7 hilarious limericks you need to know

The limerick form was popularised by Edward Lear in his 'A Book of Nonsense'

Follow us on Google News-khaleejtimes

By Shashi Tharoor

Published: Fri 18 Aug 2023, 5:06 PM

Since so many readers are in a holiday mood in August, I thought I might offer some light entertainment by writing about limericks this week. A limerick is a form of verse, usually humorous and frequently rude or even indecent (which we won’t cite in a family newspaper!), written in five-line, anapestic trimeter — a strict rhyme scheme in which the first, second and fifth line rhyme and have the same meter, while the third and fourth lines are shorter and share a different rhyme.

Wherever it might have originated (presumably in reference to the city or county of Limerick in Ireland), and even though scholars have found a limerick in Shakespeare’s Othello, the limerick form was popularised by Edward Lear in his A Book of Nonsense (1846) and later in More Nonsense Pictures, Rhymes, Botany etc. (1872). Lear wrote 212 limericks, not all of which, alas, have withstood the test of time. His best-known limerick was:

There was an Old Man with a beard,

Who said, “It is just as I feared!

Two Owls and a Hen,

Four Larks and a Wren,

Have all built their nests in my beard.”

Not terribly funny, I think you’ll agree. The most successful limericks are both clever and witty, like this 1880 limerick, in a Canadian newspaper:

There was a young rustic named Mallory,

who drew but a very small salary.

When he went to the show,

his purse made him go

to a seat in the uppermost gallery.

Or this 1902 pun-laden classic by Dayton Voorhees:

There once was a man from Nantucket

Who kept all his cash in a bucket.

But his daughter, named Nan,

Ran away with a man

And as for the bucket, Nantucket.

The limerick can embody knowledge as well, as in this by the British recreational mathematics expert Leigh Mercer:

A dozen, a gross, and a score

Plus three times the square root of four

Divided by seven

Plus five times eleven

Is nine squared and not a bit more.

Lewis Carroll of Alice in Wonderland fame wrote this (you have to read it aloud to get it):

There was a young lady of station,

“I love man” was her sole exclamation;

But when men cried, “You flatter”

She replied, “Oh! no matter!

Isle of man is the true explanation.”

The American humorist Ogden Nash was funnier in these two limericks:

There was a young lady called Harris

Whom nothing could ever embarrass

Till the bath salts, one day

In the tub where she lay

Turned out to be Plaster of Paris.

There was a young belle of old Natchez

Whose garments were always in patchez.

When comments arose

On the state of her clothes,

She replied, “When Ah itchez, Ah scratchez.”

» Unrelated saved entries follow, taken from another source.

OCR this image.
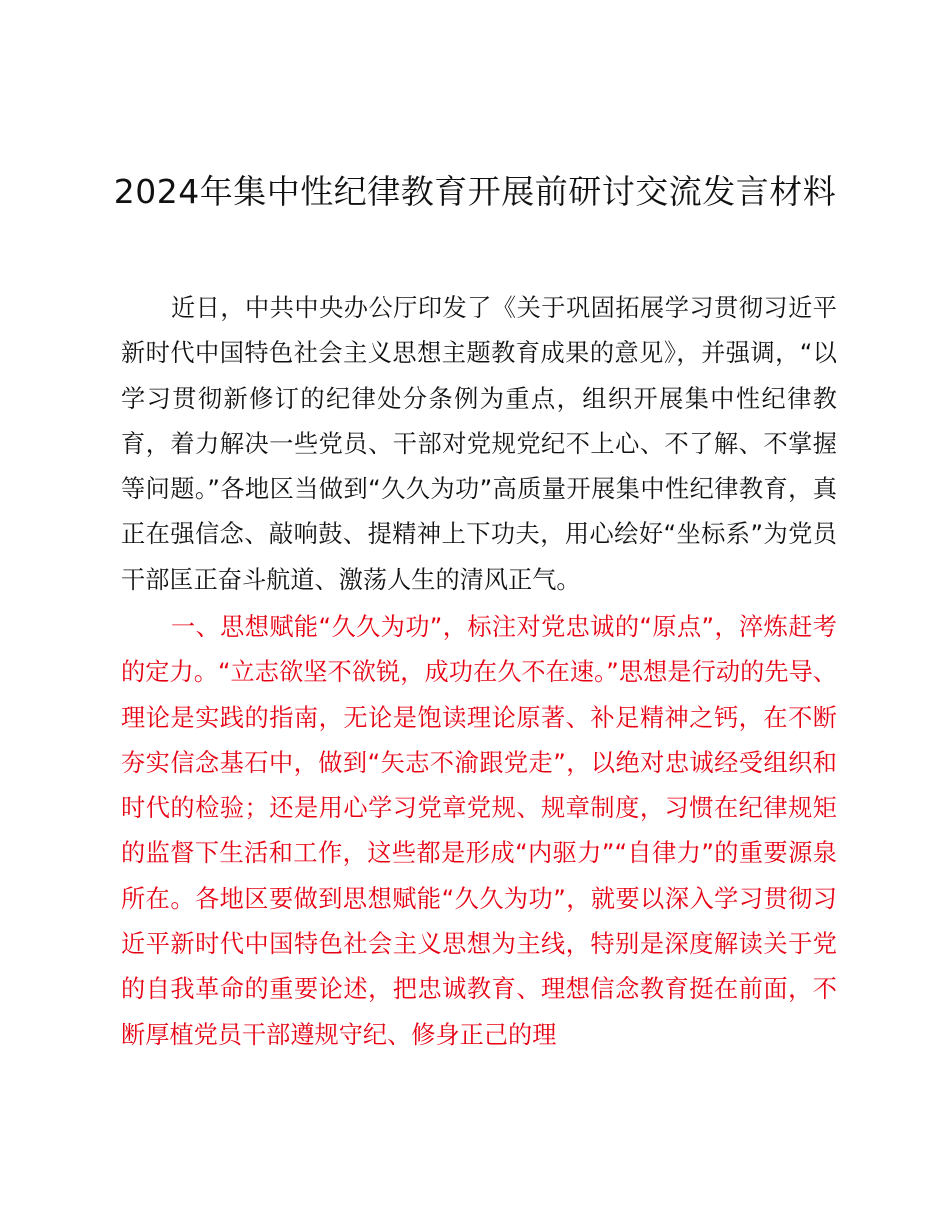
2024年集中性纪律教育开展前研讨交流发言材料

近日，中共中央办公厅印发了《关于巩固拓展学习贯彻习近平新时代中国特色社会主义思想主题教育成果的意见》，并强调，“以学习贯彻新修订的纪律处分条例为重点，组织开展集中性纪律教育，着力解决一些党员、干部对党规党纪不上心、不了解、不掌握等问题。”各地区当做到“久久为功”高质量开展集中性纪律教育，真正在强信念、敲响鼓、提精神上下功夫，用心绘好“坐标系”为党员干部匡正奋斗航道、激荡人生的清风正气。

一、思想赋能“久久为功”，标注对党忠诚的“原点”，淬炼赶考的定力。“立志欲坚不欲锐，成功在久不在速。”思想是行动的先导、理论是实践的指南，无论是饱读理论原著、补足精神之钙，在不断夯实信念基石中，做到“矢志不渝跟党走”，以绝对忠诚经受组织和时代的检验；还是用心学习党章党规、规章制度，习惯在纪律规矩的监督下生活和工作，这些都是形成“内驱力”“自律力”的重要源泉所在。各地区要做到思想赋能“久久为功”，就要以深入学习贯彻习近平新时代中国特色社会主义思想为主线，特别是深度解读关于党的自我革命的重要论述，把忠诚教育、理想信念教育挺在前面，不断厚植党员干部遵规守纪、修身正己的理
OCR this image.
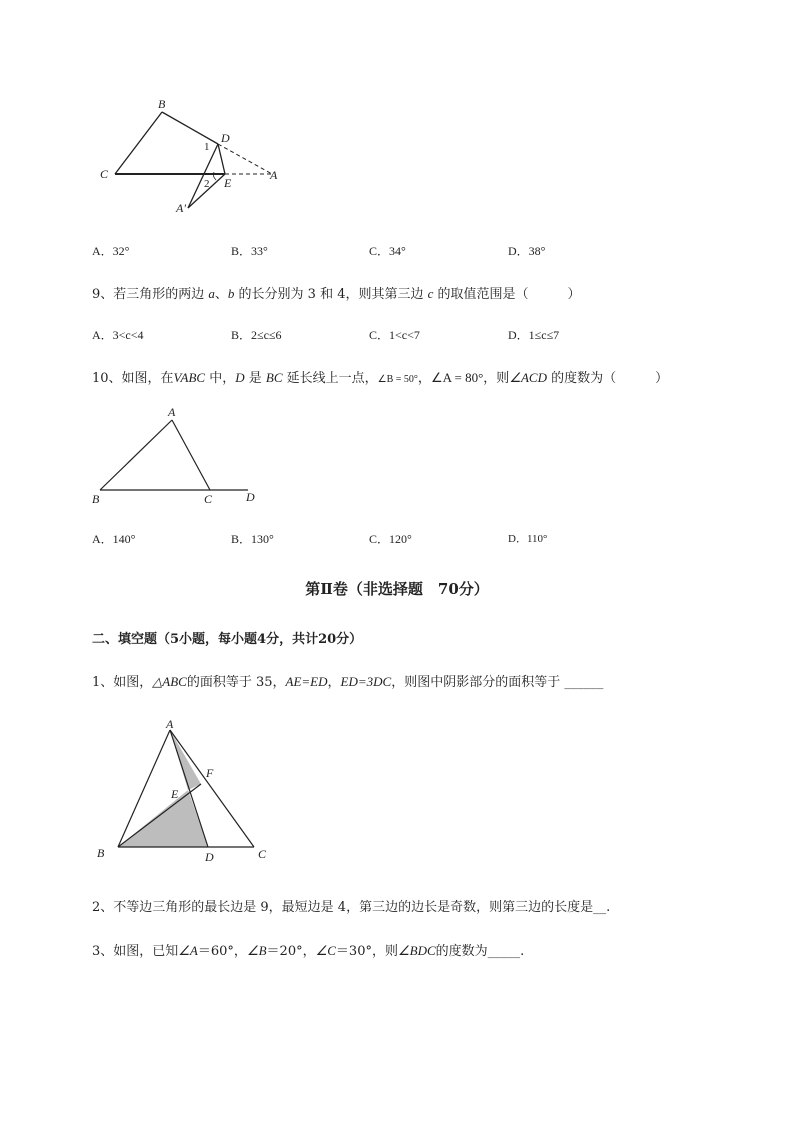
B
C
D
A
E
A'
1
2
A．32°	B．33°	C．34°	D．38°
9、若三角形的两边 a、b 的长分别为 3 和 4，则其第三边 c 的取值范围是（　　　）
A．3<c<4	B．2≤c≤6	C．1<c<7	D．1≤c≤7
10、如图，在VABC 中，D 是 BC 延长线上一点，∠B = 50°，∠A = 80°，则∠ACD 的度数为（　　　）
A
B	C	D
A．140°	B．130°	C．120°	D．110°
第Ⅱ卷（非选择题　70分）
二、填空题（5小题，每小题4分，共计20分）
1、如图，△ABC的面积等于 35，AE=ED，ED=3DC，则图中阴影部分的面积等于 ______
A
B	C
D
E
F
2、不等边三角形的最长边是 9，最短边是 4，第三边的边长是奇数，则第三边的长度是__.
3、如图，已知∠A＝60°，∠B＝20°，∠C＝30°，则∠BDC的度数为_____.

But high among my favourites is this limerick by the self-deprecating former British Prime Minister Clement Attlee (1883-1967) defending his own career:

Few thought he was even a starter.

There were many who thought themselves smarter.

But he finished PM,

A CH, an OM,

An Earl and a Knight of the Garter.

One of the particular joys of limericks is the form is simple enough to replicate. Why don’t you try your hand at writing one today?